76%of doctors who responded said they’d experienced racism at work
71%of those did not feel they could report it. But of those who did report it…
58%said they faced a backlash for doing so
60%said racism at work had affected their mental health
9%of doctors have left their jobs because of racism at work
The BMA report highlights that the problem is particularly acute for those who graduate outside the UK.
Rajat Banerjee, who qualified as a doctor in Kolkata, India, tells the BBC his dream was to come to the UK and work for the NHS: “They said England is heaven for medicine – and I believed it,” he says.
But now, about 23 years after moving here, he says his experiences of systemic discrimination while working in the NHS have left him depressed and traumatised.
For Dr Banerjee, the problems started in 2009 when a colleague lodged a complaint against him. Before long, he says he was facing a referral to the General Medical Council.
Ethnic minority doctors are more than twice as likely to be referred for fitness-to-practice processes by their employers than white doctors, according to the BMA’s Delivering Racial Equality In Medicine report. It also warns ethnic minority doctors are almost twice as likely not to raise patient safety concerns, because they are scared of being blamed.
It was 2013 before Dr Banerjee’s defence was heard in a tribunal, and the whole process took a huge mental toll on him.
The tribunal ultimately ruled he was found fit to practice and was not issued with a warning or any restrictions. But the stain on his reputation, and news articles published during the hearing, remained. Dr Banerjee believes the case would not have been referred on to the GMC if he were white – and that feeling ultimately led to intense mental health difficulties for him.
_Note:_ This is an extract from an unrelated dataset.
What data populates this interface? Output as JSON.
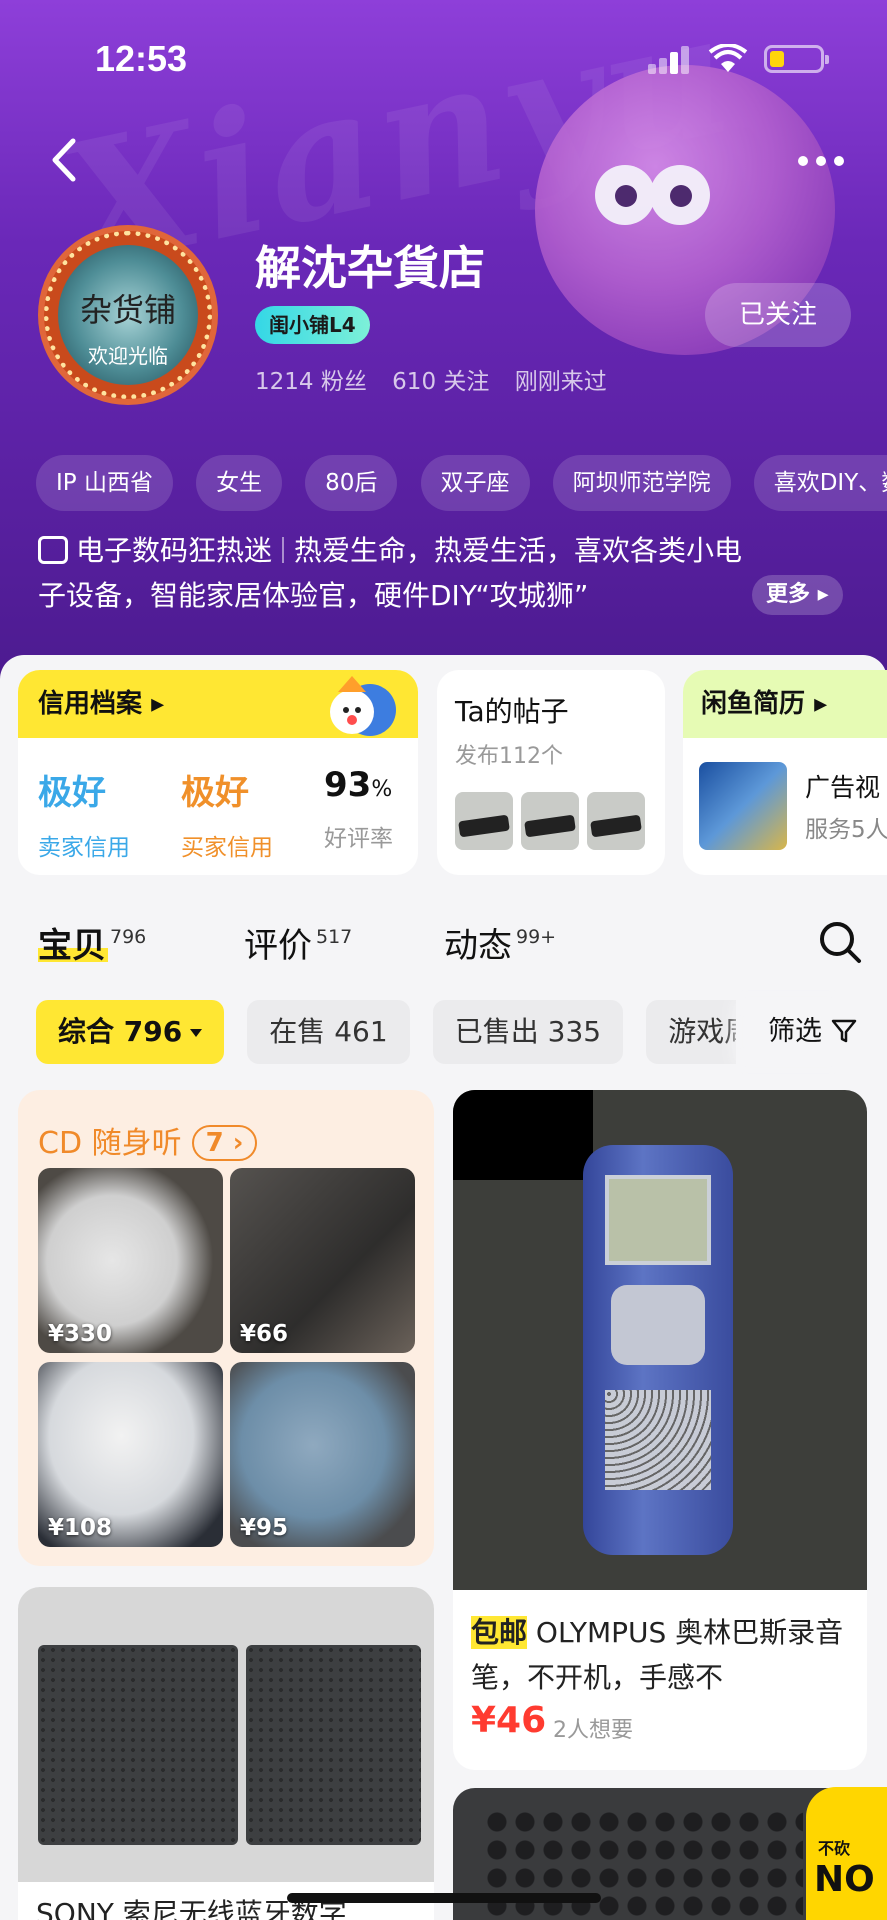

“I had to dial 111 on one occasion, because I felt so low. Thank God that I didn’t do anything silly. I got help from 111, they called me and they counselled me, and gave me some medications.”
Constantly experiencing racism at the workplace, whether it’s overt or covert racism, can take a huge toll on a person’s mental health, says psychiatrist Dr Raj Mohan.
“People can become anxious and paranoid” when they’re subjected to racism at work, he says. “When you’re treated in a way that’s different to others… you start underperforming. I believe that all these factors… will lead to mental health difficulties, if sustained over time.”
Dr Nagpaul told the BBC that one in five doctors say they’ve either left or are considering leaving the health service, because they can’t cope with the experiences of racism.
“That means you will potentially lose tens of thousands of doctors from the workforce in the coming years, when we have the biggest backlog of care ever,” he added.
Correction: An earlier version of this article said the complaint against Dr Banerjee was upheld and that he was issued with a warning. This has been amended to reflect that he was in fact found fit to practice and was not issued with a warning.